I am a bit stuck on choosing the limits for this problem, I have done the following:
$J(\text{jacobian})=\sqrt{Z^2_x+Z^2_y+1}=\left(\dfrac{x^2+y^2}{(\sqrt{x^2+y^2})^2}+1\right)^{\frac{1}{2}}=\sqrt{2}$ $$\iint_S f \, dS=\iint \sqrt{2} \, dz \, d\theta.$$
I can't explain why I chose $dz, d\theta$, I guess since the one surface is bounded by $z$ and $x^2+y^2=x$ looks like the equation of a circle so $\theta$ :)
Anyway, I know that $z \left[0:\sqrt{x^2+y^2} \right] \rightarrow \left[0:r \right]$
and
$x^2+y^2=x\rightarrow r^2=r\cos(\theta)$, I tried to solve for $\theta$ from that but no luck. Please assist -Thanks.
I looked at this post here and it doesn't really address my issue.
No need to solve for $\theta$. Notice that $z$ is not an independent variable, thus not a good choice. Using $x = r \cos(\theta)$ and $y = r \sin(\theta)$ you obtain $z=r$. The length of the normal vector is $$\sqrt{ \left( \frac{\partial z}{\partial r} \right)^2 + \left( \frac{\partial z}{\partial \theta} \right)^2 + 1 } = \sqrt{2}.$$ The surface area is $$\iint_S dS = \iint_S \| {\mathbf r}_u \times {\mathbf r}_v \| \, dA.$$ Notice that this is not a Jacobian.
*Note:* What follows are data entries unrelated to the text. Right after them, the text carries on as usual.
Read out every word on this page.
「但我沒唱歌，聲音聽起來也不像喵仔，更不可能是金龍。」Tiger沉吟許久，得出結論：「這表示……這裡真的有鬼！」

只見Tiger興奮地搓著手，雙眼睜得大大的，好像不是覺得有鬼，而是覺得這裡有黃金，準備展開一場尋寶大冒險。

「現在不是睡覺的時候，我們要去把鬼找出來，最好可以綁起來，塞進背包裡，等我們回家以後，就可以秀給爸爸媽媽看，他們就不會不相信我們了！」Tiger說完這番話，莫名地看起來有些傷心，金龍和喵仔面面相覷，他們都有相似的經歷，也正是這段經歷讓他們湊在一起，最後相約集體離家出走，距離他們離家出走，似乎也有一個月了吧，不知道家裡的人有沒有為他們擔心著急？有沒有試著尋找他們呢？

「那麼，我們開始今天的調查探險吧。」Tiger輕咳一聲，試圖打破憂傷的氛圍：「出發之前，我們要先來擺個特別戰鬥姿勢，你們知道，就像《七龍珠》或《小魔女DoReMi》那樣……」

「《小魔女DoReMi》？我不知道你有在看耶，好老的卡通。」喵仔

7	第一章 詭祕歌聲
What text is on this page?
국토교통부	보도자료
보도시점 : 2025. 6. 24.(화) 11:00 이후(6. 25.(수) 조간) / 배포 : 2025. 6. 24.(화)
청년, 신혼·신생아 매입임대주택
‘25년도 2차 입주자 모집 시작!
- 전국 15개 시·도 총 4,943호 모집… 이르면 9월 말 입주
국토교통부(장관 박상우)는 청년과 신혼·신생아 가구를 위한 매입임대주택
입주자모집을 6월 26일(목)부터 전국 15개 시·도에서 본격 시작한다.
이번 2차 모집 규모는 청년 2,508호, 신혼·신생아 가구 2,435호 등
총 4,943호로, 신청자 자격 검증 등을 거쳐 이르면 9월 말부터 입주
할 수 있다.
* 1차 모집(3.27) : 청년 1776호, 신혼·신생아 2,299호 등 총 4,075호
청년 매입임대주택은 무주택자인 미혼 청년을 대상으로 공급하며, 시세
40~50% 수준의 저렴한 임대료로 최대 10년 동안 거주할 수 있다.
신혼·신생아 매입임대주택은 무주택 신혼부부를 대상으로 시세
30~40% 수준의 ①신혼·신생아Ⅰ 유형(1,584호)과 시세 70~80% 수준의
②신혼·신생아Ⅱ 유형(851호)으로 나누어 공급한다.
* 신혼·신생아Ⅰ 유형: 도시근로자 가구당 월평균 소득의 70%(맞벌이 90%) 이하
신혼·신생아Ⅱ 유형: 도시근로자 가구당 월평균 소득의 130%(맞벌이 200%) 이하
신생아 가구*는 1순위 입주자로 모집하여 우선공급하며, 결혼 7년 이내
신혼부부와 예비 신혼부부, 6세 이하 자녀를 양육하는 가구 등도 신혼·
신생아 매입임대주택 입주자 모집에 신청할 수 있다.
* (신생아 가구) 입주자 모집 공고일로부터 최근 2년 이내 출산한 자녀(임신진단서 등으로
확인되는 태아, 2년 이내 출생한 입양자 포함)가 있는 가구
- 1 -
Jacobians arise in changes of variable of the form $\mathbb{R}^2 \to \mathbb{R}^2$ or $\mathbb{R}^3 \to \mathbb{R}^3$. Since this is the graph of a function, the natural parameterization is $${\mathbf r} = (r \cos(\theta), r \sin(\theta), r).$$ The limits for $\theta$ are $0 \leq \theta \leq 2 \pi$ and for $r$ are $0 \leq r \leq \cos(\theta)$. Your area integral becomes $$\iint dS = \int_0^{2 \pi} \int_0^{\cos(\theta)} \sqrt{2} r \, dr \,d \theta.$$